作品集
『全作品集』第1巻
(1929年/23.5×29.0×1.8cm)
ル・コルビュジエが出版した著書の中で、代表作といえるのは、自選作品集である『全作品(Œuvre Complete)』でしょう。全8巻からなるこの作品集は、ル・コルビュジエ本人が写真を選び、コメントを執筆したもので、とくに第1巻はレイアウトも全て自身で手掛けています(第8巻は本人の没後の編集・出版)。
基本的に年代順に作品は紹介されていますが、スイス時代のいわゆる修業時代の作品は取り上げられず、建築家ル・コルビュジエはパリに出てからスタートしたことになっています。このように、どの作品も同等に扱われているわけではなく、実現しても軽い扱いのものから、計画で終わったのにかなりのページを割いているものまで、作品の取扱い方には大きな違いがあるため、彼がどの作品に力を注ぎ、どこに重点を置いてデザインし、何を見せようと考えていたのか、この作品集を見ると彼の個々の建築作品に対する考え方が浮かび上がり、彼の建築を理解するうえで非常に重要な書籍です。

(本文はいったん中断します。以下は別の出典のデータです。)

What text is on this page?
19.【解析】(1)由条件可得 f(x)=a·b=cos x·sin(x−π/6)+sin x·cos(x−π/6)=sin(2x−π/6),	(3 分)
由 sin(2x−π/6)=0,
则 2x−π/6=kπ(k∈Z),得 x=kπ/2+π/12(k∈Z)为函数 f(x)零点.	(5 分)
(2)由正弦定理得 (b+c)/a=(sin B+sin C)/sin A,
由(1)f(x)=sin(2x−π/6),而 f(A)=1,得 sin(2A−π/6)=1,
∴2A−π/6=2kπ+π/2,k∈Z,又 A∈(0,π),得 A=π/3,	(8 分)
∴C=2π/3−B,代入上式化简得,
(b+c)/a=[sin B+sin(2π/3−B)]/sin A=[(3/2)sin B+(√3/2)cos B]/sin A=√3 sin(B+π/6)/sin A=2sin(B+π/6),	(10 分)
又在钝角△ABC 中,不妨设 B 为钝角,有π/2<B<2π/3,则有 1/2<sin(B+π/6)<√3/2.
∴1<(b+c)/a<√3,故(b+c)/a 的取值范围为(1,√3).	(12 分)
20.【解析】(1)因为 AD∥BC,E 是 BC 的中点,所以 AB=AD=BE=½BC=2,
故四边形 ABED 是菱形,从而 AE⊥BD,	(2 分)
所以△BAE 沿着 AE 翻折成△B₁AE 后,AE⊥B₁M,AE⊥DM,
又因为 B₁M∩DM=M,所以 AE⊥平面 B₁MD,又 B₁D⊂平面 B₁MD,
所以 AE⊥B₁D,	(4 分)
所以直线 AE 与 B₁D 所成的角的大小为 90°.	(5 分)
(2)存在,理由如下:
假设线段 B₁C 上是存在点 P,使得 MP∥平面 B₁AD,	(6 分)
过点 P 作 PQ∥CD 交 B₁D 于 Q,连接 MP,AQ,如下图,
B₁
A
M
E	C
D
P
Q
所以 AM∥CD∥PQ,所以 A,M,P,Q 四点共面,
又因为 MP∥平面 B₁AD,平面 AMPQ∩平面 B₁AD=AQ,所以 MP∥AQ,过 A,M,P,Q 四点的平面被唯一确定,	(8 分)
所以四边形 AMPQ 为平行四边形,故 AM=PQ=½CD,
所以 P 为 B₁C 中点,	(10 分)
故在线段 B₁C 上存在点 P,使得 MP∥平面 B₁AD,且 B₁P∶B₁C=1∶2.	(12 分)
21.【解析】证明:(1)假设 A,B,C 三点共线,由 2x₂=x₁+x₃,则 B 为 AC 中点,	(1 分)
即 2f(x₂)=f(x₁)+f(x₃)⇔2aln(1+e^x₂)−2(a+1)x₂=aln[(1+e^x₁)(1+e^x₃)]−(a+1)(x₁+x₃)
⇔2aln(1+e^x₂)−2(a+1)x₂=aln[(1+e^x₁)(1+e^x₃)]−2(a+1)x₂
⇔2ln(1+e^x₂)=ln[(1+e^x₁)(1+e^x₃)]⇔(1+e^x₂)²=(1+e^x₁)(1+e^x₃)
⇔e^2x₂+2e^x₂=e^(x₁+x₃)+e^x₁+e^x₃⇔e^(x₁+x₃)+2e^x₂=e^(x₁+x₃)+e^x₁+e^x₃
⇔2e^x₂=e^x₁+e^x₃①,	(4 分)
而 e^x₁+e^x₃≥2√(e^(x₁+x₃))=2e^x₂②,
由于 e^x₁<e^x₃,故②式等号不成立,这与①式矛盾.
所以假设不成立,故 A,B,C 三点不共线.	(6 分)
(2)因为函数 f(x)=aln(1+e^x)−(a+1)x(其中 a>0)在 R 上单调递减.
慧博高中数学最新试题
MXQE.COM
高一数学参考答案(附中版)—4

また、絵画や彫刻といった美術作品も紹介していることからは、自身の建築以外の活動にも注目してほしいという意図がうかがえます。
ル・コルビュジエが数多く手がけた建築作品やスケッチ、絵画作品の作品集は多々出版されています。
多くは、ル・コルビュジエの没後、ル・コルビュジエをよく知る編集者や研究者によってまとめられていますが、多岐にわたった彼の活動全般については、ル・コルビュジエ自選の『全作品集』全8巻が最も重要な資料といえるでしょう。
建築作品に限れば、ル・コルビュジエ財団が所蔵する全図面を収録した『図面集』全32巻、それらを新規に撮影し直し、デジタルデータでのアーカイブとした『Le Corbusier PLANS』(DVD版、オンライン版)によって、全貌をつかむことができます。
美術作品関連では、油彩作品、タピスリー作品、彫刻作品についてレゾネが出版されている他、ル・コルビュジエが携帯していた手帳の中身を収録した『Sketchbooks』全4巻が出版されています。